To Arabia.—The question of what part of Arabia St. Paul withdrew to is purely speculative. There is nothing in the context to indicate this decisively. The boundary of Arabia at this period was not precisely defined. According to some writers, it even included Damascus itself. It is therefore possible that “Arabia” may have referred to the desert near the city.

This would be the most obvious assumption. But, on the other hand, there would be a certain appropriateness if we could imagine, as we are certainly permitted to do, that the location of his stay may have been the region of Mount Sinai itself. The place where the Law was first given may have witnessed its renewal in his mind—not destroyed, but fulfilled in the new law of love. Like Moses, and like Elijah, the great minister of the new dispensation may have received strength for his work here. And if this was the case, we can more readily understand the typological allusion to Mount Sinai later in the Epistle. Such arguments may have some slight weight, but the actual location must remain uncertain.

As to the time of the Apostle’s withdrawal, and its duration, little can be said beyond the fact that it must have occurred within the three years that passed between his conversion and his first visit to Jerusalem. When we compare this account with the narrative in Acts, it is not clear how they are to be reconciled.

St. Paul says that after his conversion, immediately (eutheôs) he conferred not with flesh and blood . . . but went unto Arabia. St. Luke says, after recording the same event, Then was Saul certain days with the disciples which were at Damascus. And straightway (eutheos) he preached Christ (or, according to a more correct reading, Jesus) in the synagogues, that He is the Son of God (Acts 9:19–20). There does not seem to be room here to insert the retreat into Arabia.

It would indeed come in more naturally among the many days, mentioned in a later verse, which ended with the plot of the Jews against the Apostle’s life and his final escape from Damascus. There would still, however, be some apparent conflict between conferring not with flesh and blood and “spending certain days with the disciples” at Damascus. The discrepancy is only what we might expect to find between two perfectly independent narratives, one of which was compiled from secondary sources and is, moreover, very brief and summary in form.

We are obliged, by the Apostle’s own words, to believe that his withdrawal into Arabia took place immediately after his conversion. Since it would not take a very long time to attract attention or arouse the animosity of the Jews at Damascus, it seems natural to suppose that this period of silent seclusion occupied the greater part of the whole three-year period.

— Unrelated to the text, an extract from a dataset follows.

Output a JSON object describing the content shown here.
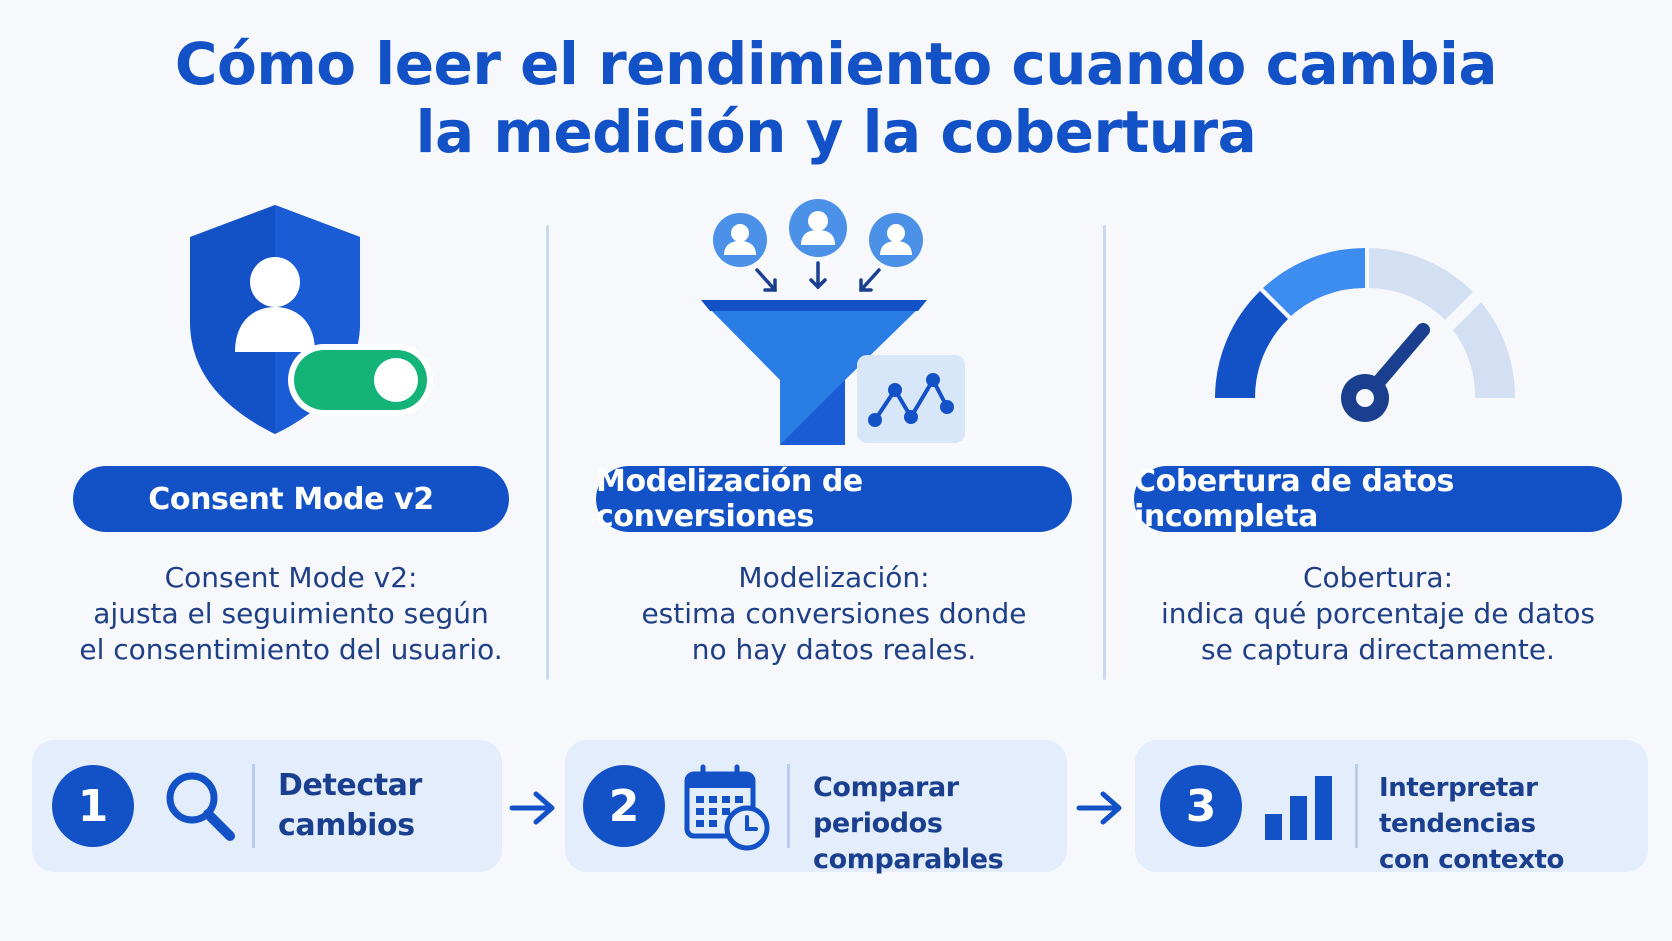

The patristic commentators, for the most part, seem to have held the belief that the purpose of his visit to Arabia was to preach to the heathen there; but the whole context of the Epistle shows that it was rather for solitary meditation and communion with God.

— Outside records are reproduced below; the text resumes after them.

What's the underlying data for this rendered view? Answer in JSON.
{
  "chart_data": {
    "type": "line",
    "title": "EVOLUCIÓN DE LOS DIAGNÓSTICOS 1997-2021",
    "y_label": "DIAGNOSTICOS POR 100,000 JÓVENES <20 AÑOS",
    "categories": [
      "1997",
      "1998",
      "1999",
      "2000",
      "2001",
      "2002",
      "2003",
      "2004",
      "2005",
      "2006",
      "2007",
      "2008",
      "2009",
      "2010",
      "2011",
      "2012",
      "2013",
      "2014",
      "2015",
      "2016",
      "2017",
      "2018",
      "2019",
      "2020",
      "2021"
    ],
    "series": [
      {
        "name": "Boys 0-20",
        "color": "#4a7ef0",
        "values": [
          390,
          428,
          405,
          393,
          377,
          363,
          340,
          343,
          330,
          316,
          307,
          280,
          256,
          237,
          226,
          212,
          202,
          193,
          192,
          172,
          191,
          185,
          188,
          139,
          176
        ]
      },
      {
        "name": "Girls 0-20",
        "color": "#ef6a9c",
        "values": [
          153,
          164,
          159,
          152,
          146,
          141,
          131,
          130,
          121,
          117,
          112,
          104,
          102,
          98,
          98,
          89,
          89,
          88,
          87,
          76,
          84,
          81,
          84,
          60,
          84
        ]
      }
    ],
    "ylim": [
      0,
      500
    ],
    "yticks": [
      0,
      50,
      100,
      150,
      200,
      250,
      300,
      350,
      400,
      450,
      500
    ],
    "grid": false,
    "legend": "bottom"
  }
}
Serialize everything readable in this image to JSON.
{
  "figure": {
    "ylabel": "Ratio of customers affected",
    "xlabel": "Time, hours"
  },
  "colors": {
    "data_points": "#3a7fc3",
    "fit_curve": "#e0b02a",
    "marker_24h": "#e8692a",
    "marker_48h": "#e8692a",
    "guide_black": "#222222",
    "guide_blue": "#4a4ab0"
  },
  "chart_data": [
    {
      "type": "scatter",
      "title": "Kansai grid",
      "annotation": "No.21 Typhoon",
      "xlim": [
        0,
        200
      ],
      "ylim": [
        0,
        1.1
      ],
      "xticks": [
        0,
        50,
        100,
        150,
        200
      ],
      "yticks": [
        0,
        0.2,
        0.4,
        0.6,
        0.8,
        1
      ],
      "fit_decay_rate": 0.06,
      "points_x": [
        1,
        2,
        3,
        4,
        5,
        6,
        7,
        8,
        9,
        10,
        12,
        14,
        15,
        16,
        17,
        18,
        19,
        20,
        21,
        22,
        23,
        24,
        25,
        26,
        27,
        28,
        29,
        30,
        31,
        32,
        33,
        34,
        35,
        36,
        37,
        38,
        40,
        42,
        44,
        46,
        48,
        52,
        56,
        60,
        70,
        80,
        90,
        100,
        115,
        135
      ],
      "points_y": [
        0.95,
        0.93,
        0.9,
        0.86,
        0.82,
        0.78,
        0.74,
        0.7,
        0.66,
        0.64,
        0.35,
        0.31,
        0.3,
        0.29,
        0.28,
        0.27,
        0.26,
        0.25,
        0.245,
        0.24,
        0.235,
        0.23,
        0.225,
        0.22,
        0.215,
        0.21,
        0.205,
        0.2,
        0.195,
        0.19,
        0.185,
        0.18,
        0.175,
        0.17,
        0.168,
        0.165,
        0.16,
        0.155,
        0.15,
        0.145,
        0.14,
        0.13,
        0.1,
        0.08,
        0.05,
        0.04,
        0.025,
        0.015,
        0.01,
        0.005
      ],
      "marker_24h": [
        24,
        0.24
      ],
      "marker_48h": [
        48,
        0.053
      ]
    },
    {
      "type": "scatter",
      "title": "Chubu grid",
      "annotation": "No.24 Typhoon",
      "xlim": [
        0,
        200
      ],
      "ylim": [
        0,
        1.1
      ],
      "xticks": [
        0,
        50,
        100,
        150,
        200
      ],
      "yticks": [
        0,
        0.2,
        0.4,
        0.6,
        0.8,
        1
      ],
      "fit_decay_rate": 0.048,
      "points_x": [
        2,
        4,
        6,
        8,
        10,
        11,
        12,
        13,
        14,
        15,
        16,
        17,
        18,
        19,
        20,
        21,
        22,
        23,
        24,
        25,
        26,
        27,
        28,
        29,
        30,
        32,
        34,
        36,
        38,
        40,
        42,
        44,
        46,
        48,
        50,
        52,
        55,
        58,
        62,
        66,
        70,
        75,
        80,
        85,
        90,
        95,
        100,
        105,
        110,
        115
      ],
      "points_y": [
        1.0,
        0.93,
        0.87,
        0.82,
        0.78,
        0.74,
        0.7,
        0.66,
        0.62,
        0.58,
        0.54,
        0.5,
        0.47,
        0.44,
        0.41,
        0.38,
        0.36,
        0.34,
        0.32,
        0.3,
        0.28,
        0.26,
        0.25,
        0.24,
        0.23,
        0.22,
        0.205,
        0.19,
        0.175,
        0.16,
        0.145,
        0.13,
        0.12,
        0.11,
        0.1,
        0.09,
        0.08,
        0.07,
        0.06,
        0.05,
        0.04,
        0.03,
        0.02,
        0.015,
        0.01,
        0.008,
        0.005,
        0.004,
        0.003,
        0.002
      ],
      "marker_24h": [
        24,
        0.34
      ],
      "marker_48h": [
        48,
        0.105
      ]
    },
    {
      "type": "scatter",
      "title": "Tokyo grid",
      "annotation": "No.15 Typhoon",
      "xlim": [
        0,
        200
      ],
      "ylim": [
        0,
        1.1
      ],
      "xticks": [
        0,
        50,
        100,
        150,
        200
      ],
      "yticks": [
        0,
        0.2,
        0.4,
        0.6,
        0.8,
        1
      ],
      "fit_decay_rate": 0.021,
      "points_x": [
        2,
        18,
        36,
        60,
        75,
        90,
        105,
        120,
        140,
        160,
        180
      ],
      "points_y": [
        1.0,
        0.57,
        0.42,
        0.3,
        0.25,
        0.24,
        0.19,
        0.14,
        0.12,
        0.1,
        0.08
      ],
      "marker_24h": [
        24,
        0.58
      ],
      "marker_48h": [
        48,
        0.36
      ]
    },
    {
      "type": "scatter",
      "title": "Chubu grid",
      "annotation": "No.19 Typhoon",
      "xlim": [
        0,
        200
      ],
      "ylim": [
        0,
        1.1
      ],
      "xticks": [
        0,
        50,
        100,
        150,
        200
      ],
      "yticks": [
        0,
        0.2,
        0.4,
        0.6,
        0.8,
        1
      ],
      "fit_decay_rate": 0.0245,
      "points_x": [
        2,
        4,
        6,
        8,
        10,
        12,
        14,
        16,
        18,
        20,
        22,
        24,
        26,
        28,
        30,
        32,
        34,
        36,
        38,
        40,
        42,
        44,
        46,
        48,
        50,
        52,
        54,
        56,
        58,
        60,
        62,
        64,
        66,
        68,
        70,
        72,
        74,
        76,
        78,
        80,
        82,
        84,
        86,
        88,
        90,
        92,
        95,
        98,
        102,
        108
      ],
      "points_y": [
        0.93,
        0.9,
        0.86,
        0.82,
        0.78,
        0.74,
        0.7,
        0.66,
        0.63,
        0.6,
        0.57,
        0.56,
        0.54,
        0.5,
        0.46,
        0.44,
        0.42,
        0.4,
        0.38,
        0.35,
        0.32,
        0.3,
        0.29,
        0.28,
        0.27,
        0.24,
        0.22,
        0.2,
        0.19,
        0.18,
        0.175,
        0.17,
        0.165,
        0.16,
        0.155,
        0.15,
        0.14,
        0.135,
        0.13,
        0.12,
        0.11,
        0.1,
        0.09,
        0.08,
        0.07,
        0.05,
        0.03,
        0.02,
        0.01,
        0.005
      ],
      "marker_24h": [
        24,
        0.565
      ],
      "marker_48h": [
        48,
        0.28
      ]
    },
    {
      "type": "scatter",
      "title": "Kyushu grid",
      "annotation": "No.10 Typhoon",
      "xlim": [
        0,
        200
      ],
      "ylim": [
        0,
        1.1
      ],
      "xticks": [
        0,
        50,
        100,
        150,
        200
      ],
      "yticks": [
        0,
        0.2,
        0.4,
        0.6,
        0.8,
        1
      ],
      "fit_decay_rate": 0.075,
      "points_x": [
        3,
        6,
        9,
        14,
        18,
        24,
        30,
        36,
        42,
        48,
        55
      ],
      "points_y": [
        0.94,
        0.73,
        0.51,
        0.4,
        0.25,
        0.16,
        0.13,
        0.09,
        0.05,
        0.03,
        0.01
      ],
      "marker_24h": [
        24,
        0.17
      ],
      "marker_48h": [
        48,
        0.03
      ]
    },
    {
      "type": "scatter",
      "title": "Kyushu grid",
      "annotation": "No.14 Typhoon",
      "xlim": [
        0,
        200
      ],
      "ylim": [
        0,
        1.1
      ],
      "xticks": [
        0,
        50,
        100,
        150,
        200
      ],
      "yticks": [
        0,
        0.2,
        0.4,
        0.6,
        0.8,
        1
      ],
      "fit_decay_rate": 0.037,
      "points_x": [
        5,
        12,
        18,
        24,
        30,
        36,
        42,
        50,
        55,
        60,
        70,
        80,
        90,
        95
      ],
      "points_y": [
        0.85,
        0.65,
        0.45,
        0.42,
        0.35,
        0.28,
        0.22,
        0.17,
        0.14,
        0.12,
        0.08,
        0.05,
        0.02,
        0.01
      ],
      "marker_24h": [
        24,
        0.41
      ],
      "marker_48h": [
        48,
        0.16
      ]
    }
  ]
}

Damascus.—We gather from 2 Corinthians 11:32 that Damascus was at this time in the possession of, or at least in some manner under the rule of, Aretas, the Arabian king. How this could have been is an obscure and difficult question (see Note on that passage). It may have been seized by him and held for a time during his war with Herod Antipas and the Romans at the end of the reign of Tiberius, in A.D. 36–37. Or it may possibly have been placed in his hands by Caligula upon the disgrace of his rival, Antipas. Or the ethnarch under Aretas the king may have been an officer subordinate to the Romans and charged with a kind of consulship over the Arabians in Damascus.

The first theory does not seem very probable when facing a power as strong as Rome. The second is a pure hypothesis, with no support from any contemporary writer. And the third hardly seems to satisfy the conditions of the problem. In any case, the most probable date for these events would be soon after the death of Tiberius in A.D. 37.